The Joint Chiefs said the missiles were fired eastward from South Hamgyong Province on the country's easy coast. Officials will continue to monitor the area "in case of additional launches," the JCS stated in a release.
South Korea's Defense Minister noted the weapons were of a type not previously seen.
A spokesperson for the US State Department informed the South Korean news agency that US officials "are aware of reports of a missile launch from North Korea" and that the matter is being monitored. However, the Japanese Ministry of Defense said no ballistic missiles had reached its territory or exclusive economic zone.
Another missile test not even a week ago, on July 25, saw DPRK fire two short-range ballistic missiles into the Sea of Japan from near Wonsan, to the south of Wednesday's test.
Following the Thursday test, US President Donald Trump said he was "not at all" worried, since his "relationship is very good with" North Korean leader Kim Jong Un. Pyongyang said the test was a message to the South to abandon its new weapons programs and shut down scheduled war games with the United States.

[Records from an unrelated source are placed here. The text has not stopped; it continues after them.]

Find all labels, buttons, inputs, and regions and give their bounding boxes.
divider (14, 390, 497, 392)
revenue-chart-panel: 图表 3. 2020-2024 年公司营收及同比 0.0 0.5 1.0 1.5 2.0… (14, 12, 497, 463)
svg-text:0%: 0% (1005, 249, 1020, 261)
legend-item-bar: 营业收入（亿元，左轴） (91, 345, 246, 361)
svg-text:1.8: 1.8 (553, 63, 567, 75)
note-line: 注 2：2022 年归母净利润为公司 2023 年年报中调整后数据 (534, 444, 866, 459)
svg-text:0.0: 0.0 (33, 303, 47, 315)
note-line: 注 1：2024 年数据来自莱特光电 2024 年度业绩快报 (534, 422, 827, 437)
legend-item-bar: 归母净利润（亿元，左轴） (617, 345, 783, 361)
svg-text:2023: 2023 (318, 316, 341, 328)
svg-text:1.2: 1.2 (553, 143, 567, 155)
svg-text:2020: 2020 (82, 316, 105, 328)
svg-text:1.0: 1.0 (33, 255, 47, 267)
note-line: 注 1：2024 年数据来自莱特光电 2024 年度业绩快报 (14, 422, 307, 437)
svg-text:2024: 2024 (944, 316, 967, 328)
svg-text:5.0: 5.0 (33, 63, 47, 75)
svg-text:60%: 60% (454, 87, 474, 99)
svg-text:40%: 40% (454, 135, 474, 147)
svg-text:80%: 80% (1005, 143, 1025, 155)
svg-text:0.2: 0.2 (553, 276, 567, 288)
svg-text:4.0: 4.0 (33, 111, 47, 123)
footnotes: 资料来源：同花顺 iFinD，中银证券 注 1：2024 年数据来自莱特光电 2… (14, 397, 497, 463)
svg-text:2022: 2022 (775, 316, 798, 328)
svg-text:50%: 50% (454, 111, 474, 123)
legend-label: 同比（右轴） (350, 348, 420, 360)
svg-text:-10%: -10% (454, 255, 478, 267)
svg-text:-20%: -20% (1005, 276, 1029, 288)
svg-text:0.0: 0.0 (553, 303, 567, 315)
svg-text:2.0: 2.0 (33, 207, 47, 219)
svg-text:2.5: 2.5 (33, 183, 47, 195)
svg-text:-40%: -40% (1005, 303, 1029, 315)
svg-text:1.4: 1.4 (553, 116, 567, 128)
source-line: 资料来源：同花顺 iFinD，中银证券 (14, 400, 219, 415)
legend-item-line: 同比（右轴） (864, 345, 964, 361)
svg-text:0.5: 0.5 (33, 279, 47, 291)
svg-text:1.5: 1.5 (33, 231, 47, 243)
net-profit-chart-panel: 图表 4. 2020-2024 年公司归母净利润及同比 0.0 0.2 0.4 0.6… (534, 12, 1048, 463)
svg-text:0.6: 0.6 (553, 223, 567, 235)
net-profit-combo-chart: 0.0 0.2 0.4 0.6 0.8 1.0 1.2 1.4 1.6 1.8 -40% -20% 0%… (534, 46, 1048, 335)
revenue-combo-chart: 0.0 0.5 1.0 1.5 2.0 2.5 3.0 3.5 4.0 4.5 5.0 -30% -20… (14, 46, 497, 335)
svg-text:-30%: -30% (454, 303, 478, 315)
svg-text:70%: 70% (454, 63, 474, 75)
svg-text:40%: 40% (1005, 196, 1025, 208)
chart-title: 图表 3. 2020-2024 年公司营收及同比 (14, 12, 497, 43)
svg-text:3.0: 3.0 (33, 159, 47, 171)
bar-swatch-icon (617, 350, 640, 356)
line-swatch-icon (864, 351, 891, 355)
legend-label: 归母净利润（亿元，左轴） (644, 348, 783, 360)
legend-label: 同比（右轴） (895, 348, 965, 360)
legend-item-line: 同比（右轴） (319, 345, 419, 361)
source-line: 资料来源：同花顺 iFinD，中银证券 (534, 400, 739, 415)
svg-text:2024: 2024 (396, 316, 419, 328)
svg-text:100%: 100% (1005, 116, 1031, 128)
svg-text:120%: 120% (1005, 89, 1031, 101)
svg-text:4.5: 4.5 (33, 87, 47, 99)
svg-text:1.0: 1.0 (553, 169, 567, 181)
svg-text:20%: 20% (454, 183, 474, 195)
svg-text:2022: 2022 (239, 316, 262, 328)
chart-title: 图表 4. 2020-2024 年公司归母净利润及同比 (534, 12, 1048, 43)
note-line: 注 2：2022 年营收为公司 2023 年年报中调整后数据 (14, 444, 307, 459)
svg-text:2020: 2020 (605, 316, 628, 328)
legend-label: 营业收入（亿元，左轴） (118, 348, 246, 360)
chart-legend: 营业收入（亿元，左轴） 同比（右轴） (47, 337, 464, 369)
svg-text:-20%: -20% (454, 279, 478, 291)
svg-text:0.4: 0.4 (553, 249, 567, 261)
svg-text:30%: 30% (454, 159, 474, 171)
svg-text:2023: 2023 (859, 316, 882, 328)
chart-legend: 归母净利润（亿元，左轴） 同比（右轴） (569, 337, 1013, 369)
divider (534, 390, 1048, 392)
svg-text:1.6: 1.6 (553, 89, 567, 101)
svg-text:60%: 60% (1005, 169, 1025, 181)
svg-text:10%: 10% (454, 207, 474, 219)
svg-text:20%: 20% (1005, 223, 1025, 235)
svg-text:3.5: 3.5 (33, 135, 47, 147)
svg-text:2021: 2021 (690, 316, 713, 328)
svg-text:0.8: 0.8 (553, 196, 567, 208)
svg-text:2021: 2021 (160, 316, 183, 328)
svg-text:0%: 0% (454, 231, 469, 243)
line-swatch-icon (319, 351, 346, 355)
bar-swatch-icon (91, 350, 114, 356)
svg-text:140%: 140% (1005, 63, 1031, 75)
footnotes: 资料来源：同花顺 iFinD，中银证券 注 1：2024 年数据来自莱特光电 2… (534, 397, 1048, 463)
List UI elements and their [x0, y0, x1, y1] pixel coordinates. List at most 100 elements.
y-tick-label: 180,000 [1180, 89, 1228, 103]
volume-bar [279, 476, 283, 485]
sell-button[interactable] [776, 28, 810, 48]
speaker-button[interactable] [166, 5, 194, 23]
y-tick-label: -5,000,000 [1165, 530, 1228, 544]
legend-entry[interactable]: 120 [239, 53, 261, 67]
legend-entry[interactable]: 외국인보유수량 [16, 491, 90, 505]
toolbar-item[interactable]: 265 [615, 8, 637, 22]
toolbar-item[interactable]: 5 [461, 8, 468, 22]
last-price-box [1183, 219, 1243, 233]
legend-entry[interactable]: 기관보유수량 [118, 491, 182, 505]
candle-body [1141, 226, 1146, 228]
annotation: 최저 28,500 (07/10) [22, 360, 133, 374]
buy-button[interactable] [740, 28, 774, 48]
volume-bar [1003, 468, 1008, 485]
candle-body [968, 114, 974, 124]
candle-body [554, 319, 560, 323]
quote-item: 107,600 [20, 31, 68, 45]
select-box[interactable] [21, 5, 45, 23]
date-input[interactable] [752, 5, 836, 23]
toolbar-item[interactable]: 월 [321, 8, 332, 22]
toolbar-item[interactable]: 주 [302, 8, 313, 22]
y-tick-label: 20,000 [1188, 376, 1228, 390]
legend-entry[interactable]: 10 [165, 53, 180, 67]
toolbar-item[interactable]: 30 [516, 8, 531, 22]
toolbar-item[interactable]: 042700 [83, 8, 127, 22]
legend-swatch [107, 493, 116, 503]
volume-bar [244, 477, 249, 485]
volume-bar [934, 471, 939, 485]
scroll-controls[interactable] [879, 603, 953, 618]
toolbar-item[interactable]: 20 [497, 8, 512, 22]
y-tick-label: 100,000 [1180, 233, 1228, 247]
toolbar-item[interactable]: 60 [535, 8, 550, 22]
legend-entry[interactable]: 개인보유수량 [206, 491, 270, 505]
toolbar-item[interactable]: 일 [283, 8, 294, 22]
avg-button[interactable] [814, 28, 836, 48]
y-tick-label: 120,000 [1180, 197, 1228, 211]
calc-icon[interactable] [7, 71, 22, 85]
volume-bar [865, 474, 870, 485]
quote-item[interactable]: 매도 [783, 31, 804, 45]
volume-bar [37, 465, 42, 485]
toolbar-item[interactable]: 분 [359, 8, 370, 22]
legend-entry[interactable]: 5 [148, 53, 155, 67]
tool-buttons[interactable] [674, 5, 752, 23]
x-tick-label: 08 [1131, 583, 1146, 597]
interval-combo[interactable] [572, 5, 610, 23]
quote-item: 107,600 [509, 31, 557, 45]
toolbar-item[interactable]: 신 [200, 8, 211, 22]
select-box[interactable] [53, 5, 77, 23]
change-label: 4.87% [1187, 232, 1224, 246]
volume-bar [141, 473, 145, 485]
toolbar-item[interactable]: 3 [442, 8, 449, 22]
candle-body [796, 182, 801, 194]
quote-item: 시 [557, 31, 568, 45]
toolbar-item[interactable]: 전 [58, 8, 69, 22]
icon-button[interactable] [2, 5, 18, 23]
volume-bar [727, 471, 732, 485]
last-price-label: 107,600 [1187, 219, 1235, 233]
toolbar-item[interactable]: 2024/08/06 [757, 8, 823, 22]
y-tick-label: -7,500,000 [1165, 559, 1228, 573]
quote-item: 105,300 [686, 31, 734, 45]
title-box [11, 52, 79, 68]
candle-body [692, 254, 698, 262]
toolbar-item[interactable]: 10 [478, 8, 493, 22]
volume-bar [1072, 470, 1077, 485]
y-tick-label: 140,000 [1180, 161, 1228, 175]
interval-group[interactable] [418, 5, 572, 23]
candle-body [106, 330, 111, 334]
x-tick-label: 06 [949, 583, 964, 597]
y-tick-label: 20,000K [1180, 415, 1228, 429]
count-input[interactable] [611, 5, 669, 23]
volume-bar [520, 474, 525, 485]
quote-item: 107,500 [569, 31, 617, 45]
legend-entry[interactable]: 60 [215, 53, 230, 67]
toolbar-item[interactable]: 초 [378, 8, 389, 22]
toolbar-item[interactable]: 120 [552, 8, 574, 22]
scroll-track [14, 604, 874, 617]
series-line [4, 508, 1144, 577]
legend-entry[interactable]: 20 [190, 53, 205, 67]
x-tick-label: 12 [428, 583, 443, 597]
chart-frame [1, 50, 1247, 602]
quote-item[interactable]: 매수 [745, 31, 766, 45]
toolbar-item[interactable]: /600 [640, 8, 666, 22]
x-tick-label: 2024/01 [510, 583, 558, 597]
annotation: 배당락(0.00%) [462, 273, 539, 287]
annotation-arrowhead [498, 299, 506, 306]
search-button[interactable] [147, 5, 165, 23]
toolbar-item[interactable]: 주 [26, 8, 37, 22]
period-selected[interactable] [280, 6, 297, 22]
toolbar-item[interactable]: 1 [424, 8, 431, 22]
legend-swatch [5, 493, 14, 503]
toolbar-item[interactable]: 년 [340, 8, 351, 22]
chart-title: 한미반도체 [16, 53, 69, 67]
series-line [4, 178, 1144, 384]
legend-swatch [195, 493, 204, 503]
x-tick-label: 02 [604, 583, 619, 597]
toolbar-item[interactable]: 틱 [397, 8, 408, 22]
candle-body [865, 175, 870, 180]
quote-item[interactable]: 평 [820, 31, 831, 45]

Earlier this year, Pyongyang resumed missile tests following a moratorium of over a year, as negotiations with Washington over disarmament and denuclearization stalled amid refusals to lower sanctions against the socialist country. Still, Kim has signaled a willingness to return to the negotiation table, even while sending the parallel message that he's unwilling to give up his country's only guarantee of safety without substantial movement from the US toward reconciliation and a mutual defusing of tensions on the peninsula.